Joyce and Ariel attended the Clinton Global Initiative University 2015 conference in Miami with Shadrack. “He was telling us a story," Joyce said, "And he said with such passion: ‘Oh Joyce, I think that the cure to cancer is in the mind of a woman.’”

 

In spite of his achievements Shadrack's friends, advisors, mentors and professors most frequently described him as "humble."

 

“He is a very warm and down to earth person,” Shadrack's friend and College sophomore Kwaku Quansah said. “You need to be very close to him to know what he’s accomplished.”

 

“He is the sort of person who likes to take initiative even when the odds are against him,” Quansah continued. “He started these non-profits with no funding, and it didn’t look promising, but he still found the resources.”

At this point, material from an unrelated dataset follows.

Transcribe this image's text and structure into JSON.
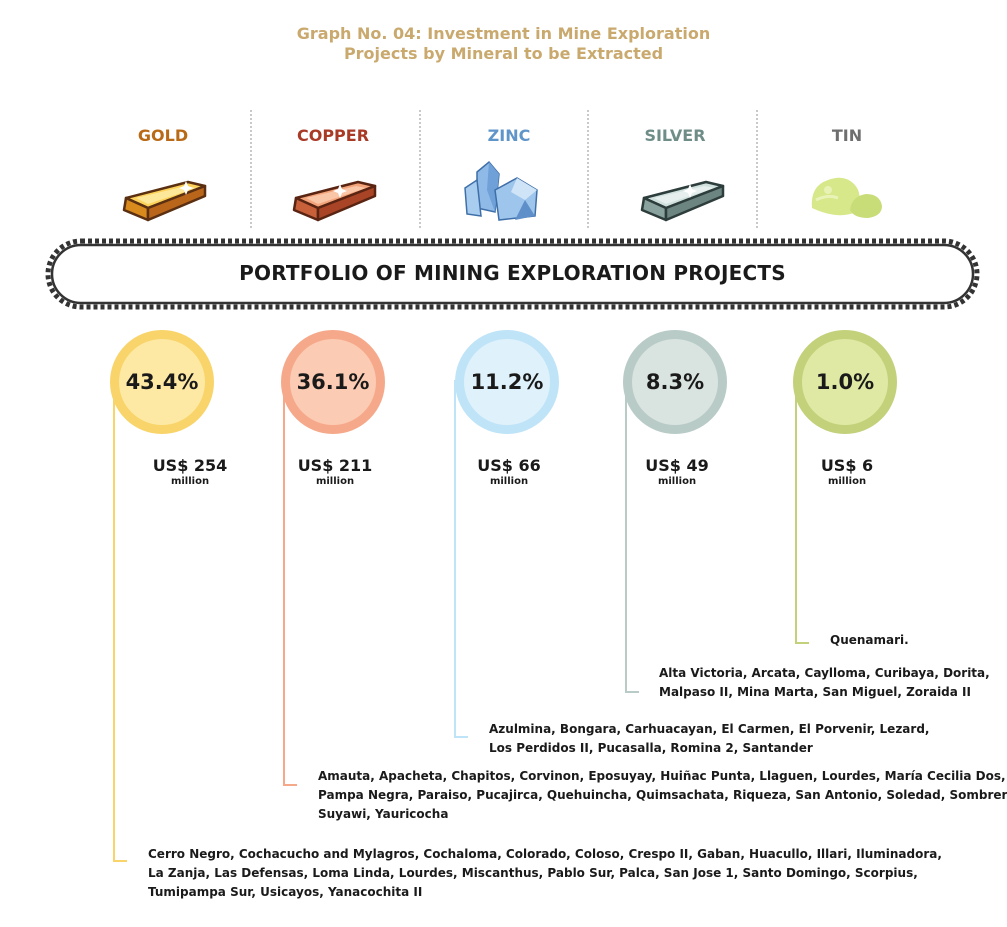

Besides crediting his community to his successes, Shadrack's spirituality sets him apart, according to College senior Sarah Appeadu. Appeadu sang alongside Shadrack in the New Spirit of Penn gospel choir.

 

“Shadrack really attributes all of his success to God," Appeadu said. "I think that also plays into his different mindset and unique path that he sets for himself which really makes him stand out.”

 

Shadrack carries his Bible with him everywhere he goes. “I read it and pray before I am about to study. ... It is my relationship with God that has led me this far,” he said.

 

Shadrack's energy extends to the classroom as well. Professor Larry Gladney, Associate Dean for the Natural Sciences, taught Shadrack in his course Physics 137, where students have the opportunity to teach a physics class in a West Philadelphia high school.

 

Gladney said that Shadrack took the course seriously but was not afraid to make mistakes. “Everything is fun, everything is an adventure, everything is a place to show energy and try something new. It’s hard to describe the level of enthusiasm he has for everything,” Gladney said. "He’s kind of fearless.”

 

“Rarely have I met someone who is invested in leading by doing and leads by example,” said Neurology Professor Roy Hamilton, who is another one of Shadrack's mentors. “There is underappreciation for how phenomenal he is.”

 

Frimpong’s “surrogate mother” at Penn is Dr. Tanya Jung, his College academic advisor. Jung helped Shadrack combine his academic and personal passions by pursuing a double major in biology and health and societies.

 

She added that Shadrack is unlike other students she has worked with before.

 

“[He is] a rare individual, a matrix combination of self responsibility, strong work ethic, self reliance and the ability to ask for support when he needs it,” Jung said. “I find it rare in an individual of his age, and it has gone a long way.”

 

Jung saw Shadrack grow from a sophomore transfer to College senior, making waves throughout the Penn community. She said she has no doubts of his future accomplishments. “I’m fairly confident he will change the face of public health in Ghana, Africa, the world and continue to do that, above and beyond what one would expect from an undergraduate,” Jung said.

 

She said Shadrack is not the type of person to have grand, abstract dreams and leave it at that. He carefully plans out the concrete steps to accomplish such dreams.

 

“When I first came to Penn, I was unknown," Shadrack said. “Just do your work and don’t worry about recognition. The goal should not be to be concerned about honors and privileges. ... Make the world better than when we came.”

“Shadrack really attributes all of his success to God. I think that also plays into his different mindset and unique path that he sets for himself which really makes him stand out.”